Tyas tidak heran jika Aren ada di kamarnya saat ini, lelaki itu pasti punya akses cadangan meski pintu kamar telah dikunci.

"Tidak ada yang perlu dibicarakan."

"Katakan, apa kau menerima tawaran Henri untuk rujuk?" Dari jarak beberapa meter, mata keemasannya mengunci tatapan Tyas.

"Tidak."

"Kenapa?" Pelan, tetapi pasti langkahnya memangkas jarak.

"Semua perasaan yang kumiliki untuknya telah lenyap sejak dia membuang Luna."

"Lalu?" Ketukan langkah itu terhenti saat tubuh tinggi Aren tepat di depan Tyas.

"Apa maksudmu dengan lalu?" Suara Tyas terdengar mulai tergagap.

"Kenapa kau tidak mau kubebaskan dari ikatan yang menyakitkan ini?"

"Terikat sebuah janji," jawabnya dengan bergetar.

"Kau yakin hanya itu?" tuntut Aren.

"Aku akan bekerja untukmu, kau akan memberiku uang. Itu saja."
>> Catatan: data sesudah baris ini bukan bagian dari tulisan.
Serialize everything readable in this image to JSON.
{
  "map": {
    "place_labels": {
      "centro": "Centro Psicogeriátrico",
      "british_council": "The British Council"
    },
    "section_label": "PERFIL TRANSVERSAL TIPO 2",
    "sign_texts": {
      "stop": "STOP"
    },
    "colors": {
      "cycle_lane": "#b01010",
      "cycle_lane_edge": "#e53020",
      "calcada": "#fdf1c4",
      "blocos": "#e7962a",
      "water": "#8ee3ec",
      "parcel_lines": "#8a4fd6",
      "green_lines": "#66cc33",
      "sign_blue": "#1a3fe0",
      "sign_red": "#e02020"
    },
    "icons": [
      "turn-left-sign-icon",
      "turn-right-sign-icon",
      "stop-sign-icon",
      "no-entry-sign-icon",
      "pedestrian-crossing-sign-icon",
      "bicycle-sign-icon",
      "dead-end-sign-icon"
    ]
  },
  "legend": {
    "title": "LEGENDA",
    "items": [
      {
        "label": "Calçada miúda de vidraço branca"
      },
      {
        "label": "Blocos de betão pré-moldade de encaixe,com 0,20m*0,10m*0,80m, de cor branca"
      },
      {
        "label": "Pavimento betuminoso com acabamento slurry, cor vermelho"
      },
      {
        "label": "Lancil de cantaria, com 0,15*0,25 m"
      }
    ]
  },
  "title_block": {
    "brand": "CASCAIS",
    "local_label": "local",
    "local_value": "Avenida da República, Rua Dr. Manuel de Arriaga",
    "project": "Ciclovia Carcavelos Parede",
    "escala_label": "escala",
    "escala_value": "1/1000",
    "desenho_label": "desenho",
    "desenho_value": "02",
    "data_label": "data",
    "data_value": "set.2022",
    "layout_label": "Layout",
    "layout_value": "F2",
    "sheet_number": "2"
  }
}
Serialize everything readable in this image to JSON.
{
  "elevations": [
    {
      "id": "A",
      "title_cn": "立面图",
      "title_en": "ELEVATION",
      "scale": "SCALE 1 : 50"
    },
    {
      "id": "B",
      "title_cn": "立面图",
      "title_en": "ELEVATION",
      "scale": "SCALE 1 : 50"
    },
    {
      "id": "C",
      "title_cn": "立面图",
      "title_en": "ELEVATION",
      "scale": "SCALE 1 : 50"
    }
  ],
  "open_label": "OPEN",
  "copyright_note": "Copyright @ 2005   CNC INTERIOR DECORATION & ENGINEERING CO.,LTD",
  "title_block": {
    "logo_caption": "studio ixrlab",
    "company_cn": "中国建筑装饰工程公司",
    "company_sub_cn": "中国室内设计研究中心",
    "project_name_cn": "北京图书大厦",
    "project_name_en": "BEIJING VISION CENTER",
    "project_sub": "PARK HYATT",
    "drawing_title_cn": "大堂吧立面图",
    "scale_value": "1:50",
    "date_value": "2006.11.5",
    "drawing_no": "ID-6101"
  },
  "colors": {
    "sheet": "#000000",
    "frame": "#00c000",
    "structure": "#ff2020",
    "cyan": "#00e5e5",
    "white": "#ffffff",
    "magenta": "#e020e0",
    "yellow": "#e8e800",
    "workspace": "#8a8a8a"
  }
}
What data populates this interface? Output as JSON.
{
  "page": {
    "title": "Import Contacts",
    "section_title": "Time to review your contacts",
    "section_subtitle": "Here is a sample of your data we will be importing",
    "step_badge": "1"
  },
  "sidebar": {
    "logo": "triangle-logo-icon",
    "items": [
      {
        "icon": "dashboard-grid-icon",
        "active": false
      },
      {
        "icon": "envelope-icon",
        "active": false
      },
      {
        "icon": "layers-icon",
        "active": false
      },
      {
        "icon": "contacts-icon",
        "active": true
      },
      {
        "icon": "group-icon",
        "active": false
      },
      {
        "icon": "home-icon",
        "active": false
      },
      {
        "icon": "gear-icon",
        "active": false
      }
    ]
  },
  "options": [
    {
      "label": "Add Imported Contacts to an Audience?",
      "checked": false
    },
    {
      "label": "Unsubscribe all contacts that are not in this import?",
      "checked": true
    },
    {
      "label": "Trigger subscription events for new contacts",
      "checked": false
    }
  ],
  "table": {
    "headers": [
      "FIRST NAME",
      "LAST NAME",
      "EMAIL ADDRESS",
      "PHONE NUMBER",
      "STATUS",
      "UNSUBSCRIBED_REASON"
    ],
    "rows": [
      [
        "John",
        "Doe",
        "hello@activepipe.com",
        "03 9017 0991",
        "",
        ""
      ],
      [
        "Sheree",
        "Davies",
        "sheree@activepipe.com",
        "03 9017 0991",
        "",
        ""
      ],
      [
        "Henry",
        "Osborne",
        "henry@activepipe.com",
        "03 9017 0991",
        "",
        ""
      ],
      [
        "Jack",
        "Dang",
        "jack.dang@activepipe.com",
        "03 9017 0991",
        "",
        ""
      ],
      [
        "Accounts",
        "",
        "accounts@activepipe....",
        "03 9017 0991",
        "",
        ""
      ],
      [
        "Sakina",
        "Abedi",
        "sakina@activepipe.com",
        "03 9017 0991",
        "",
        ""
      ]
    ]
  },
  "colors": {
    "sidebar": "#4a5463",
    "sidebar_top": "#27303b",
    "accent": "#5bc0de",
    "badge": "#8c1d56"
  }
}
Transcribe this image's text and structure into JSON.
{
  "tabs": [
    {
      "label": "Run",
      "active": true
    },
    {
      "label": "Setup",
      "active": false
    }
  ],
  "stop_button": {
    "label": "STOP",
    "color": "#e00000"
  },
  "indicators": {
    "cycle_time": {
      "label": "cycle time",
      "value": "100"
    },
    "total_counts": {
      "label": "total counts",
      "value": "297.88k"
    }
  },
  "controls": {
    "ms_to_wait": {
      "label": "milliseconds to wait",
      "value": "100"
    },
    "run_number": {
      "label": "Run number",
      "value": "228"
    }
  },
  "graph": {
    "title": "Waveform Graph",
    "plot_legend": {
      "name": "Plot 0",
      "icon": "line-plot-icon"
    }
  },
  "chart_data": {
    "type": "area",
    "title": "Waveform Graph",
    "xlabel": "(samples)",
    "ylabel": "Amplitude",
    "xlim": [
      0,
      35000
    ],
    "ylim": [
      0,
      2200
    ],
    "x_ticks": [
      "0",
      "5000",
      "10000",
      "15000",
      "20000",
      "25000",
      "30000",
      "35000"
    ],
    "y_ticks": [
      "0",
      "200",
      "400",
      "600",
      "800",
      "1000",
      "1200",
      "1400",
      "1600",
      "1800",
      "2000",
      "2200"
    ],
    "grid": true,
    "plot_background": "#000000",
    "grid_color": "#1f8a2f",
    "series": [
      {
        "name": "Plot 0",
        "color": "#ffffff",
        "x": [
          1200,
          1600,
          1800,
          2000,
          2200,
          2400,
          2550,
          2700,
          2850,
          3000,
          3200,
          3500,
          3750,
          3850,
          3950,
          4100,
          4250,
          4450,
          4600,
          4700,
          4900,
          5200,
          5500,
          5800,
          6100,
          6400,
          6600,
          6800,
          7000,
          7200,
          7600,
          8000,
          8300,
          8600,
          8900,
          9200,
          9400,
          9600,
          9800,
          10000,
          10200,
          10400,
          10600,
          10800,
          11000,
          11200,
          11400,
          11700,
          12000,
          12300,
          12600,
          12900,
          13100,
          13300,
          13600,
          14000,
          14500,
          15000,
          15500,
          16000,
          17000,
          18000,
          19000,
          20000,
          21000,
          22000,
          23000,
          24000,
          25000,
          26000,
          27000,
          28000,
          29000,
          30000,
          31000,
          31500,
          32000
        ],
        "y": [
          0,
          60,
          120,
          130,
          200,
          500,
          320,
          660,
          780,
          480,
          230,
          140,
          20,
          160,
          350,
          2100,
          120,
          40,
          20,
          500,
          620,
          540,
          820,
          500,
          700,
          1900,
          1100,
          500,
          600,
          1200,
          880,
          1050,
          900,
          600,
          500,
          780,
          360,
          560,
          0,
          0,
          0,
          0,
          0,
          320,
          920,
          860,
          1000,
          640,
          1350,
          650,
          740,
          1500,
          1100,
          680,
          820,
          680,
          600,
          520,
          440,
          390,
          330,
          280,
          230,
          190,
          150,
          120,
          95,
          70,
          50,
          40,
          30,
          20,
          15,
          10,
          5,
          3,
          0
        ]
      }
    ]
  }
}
"Aku akan memberimu uang terus-menerus apa kau mau lepas dari ikatan ini?"

"Tidak. Perceraian tidak ada dalam perjanjian."

Aren tersenyum samar dan mengeluarkan pertanyaan yang dia tunda sejak tadi. "Apa kau tidak pernah mencintaiku sama sekali?"

"Itu tidak penting." Pandangan Tyas mulai tidak fokus apalagi saat detak jantungnya tidak dapat dia kendalikan. Bola mata itu akan bergerak-gerak tak beraturan.

"Walau hanya sehari atau sesaat?"

"Tidak sehari, tidak juga sesaat," elaknya.

"Kau tidak pernah menjawab pertanyaanku dengan benar."

"Tidak semua pertanyaan membutuhkan jawaban karena kau bisa melihat atau merasakannya."

"Kau benar." Aren berbalik hendak meninggalkan Tyas yang mengembuskan napas panjang. Diam-diam Aren tersenyum. Dia memutar tubuh hingga menghadap Tyas kembali dan berkata, "Kau benar, Tyas. Tidak semua pertanyaan membutuhkan jawaban karena kita bisa melihat dan merasakannya."

Satu langkah panjang membuat Tyas mundur membentur dinding. Dia terkejut dengan sikap Aren yang terlihat berbeda. Kedua tangan kokoh itu memegang pundak dengan mantap. Matanya berapi-api dan menatap waspada. Tatapan yang pertama kali dia terima saat pertemuan pertama mereka.

"A-aren, apa yang kau--" Kecupan singkat membungkam bibirnya yang dingin. Tyas merasa kesulitan menelan ludahnya. Sentuhan di pundak melonggar dan melayang ringan menyentuh kulit berhanduk kimono. Tyas merasa ada sesuatu yang hilang saat jemari itu turun ke telapak tangan, lalu bukannya menggenggam, jutru perlahan-lahan sentuhan itu terlepas. Mata Aren yang berkaca-kaca belum melepas tatapannya.

"Apa yang kau rasakan, Yas? Apa kau marah aku menciummu tanpa izin? Atau kau merasa jijik punya suami sepertiku?"

Tyas menggeleng. Dalam kepalanya yang menunduk, ada air mata yang mulai menetes.

"Kenapa menangis, Yas?"

"Aku tidak menyangka kau akan menyentuhku setelah bertahun-tahun."

"Aku tidak akan menyentuh tanpa seizinmu, Yas."